Slow motion is better than no motion (that’s what she said) and that’s what NFL and NFL players union are banking on by allowing Federal mediation as a possible means of settling their labour dispute.
The Federal Mediation and Conciliation Service announced today that the NFL and NFL’s player union had agreed to allow the agency to be involved in the negotiations. But don’t expect to hear any details from the agency about the proceedings.

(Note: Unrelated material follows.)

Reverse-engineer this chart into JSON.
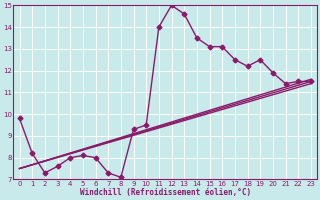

George H. Cohen, the agency’s director was quoted in the Washington Post, saying
“I have had separate, informal discussions with the key representatives of the National Football League and the National Football League Players Association during the course of their negotiations for a successor collective bargaining agreement,” Cohen said in a written statement. “At the invitation of the FMCS, and with the agreement of both parties, the ongoing negotiations will now be conducted under my auspices in Washington, D.C., commencing Friday, February 18…Due to the extreme sensitivity of these negotiations and consistent with the FMCS’s long-standing practice, the Agency will refrain from any public comment concerning the future schedule and/or the status of those negotiations until further notice.”

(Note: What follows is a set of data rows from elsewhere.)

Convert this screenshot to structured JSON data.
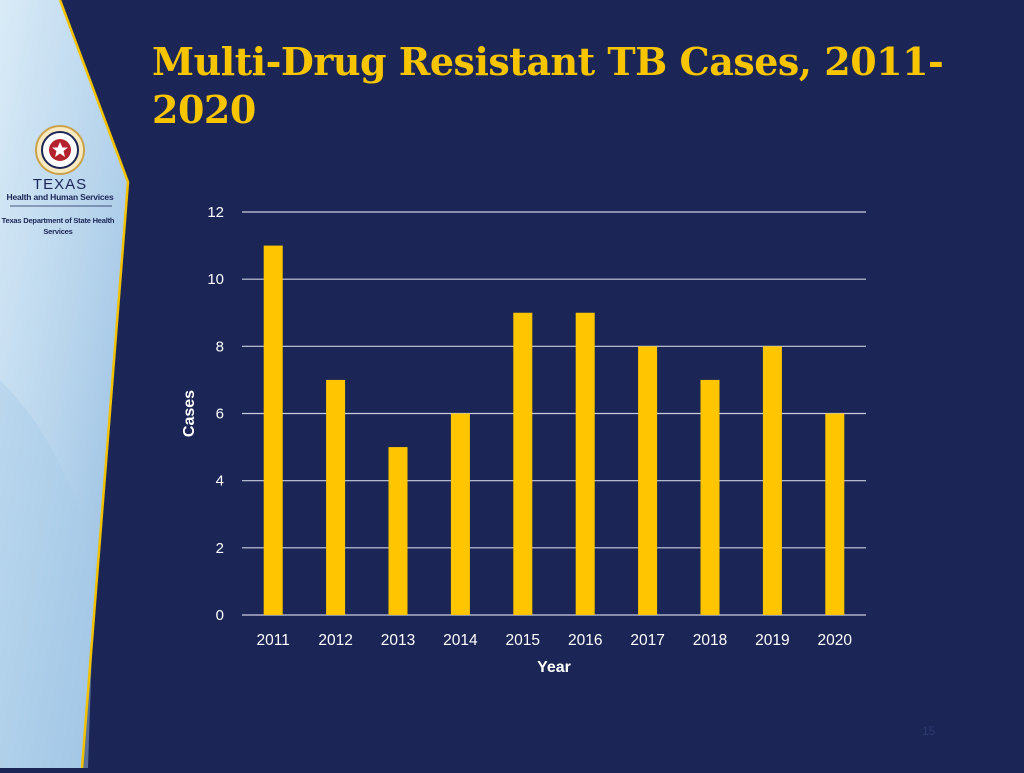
{
  "slide": {
    "title": "Multi-Drug Resistant TB Cases, 2011-2020",
    "page_number": "15"
  },
  "logo": {
    "line1": "TEXAS",
    "line2": "Health and Human Services",
    "line3": "Texas Department of State Health Services"
  },
  "colors": {
    "background": "#1b2656",
    "title": "#f6c500",
    "bar": "#ffc600",
    "gridline": "#c9cde0",
    "sidebar": "#c7def0"
  },
  "chart_data": {
    "type": "bar",
    "title": "",
    "xlabel": "Year",
    "ylabel": "Cases",
    "categories": [
      "2011",
      "2012",
      "2013",
      "2014",
      "2015",
      "2016",
      "2017",
      "2018",
      "2019",
      "2020"
    ],
    "values": [
      11,
      7,
      5,
      6,
      9,
      9,
      8,
      7,
      8,
      6
    ],
    "ylim": [
      0,
      12
    ],
    "yticks": [
      0,
      2,
      4,
      6,
      8,
      10,
      12
    ],
    "grid": true,
    "legend": "none"
  }
}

With the March “almost midnight” on the 3rd, deadline quickly approaching to hammer out a new CBA, this is probably the best-case scenario for both sides, particularly the players. The Federal Mediation and Conciliation Service is a federal agency created in 1947 to promote cooperative labor resolutions, and cooperating isn’t exactly an activity the owners and players are the best at doing.
Just earlier this week, the NFL filed a grievance to the National Labour Relations Board, claiming the union was refusing to bargain in good faith. And back and forth it has gone as both sides definitely don’t trust each other. To put it plainly, there’s going to be a lot of bad blood and hurdles to cross for the Federal Mediator in dealing with both parties.
Of course, the gambling industry will be keeping a close eye on how these proceedings play out. Obviously, just as much as the fans would hate a lockout, bettors would hate one even more, which means the gaming industry needs an NFL lockout like we all need wooden legs and holes in our heads.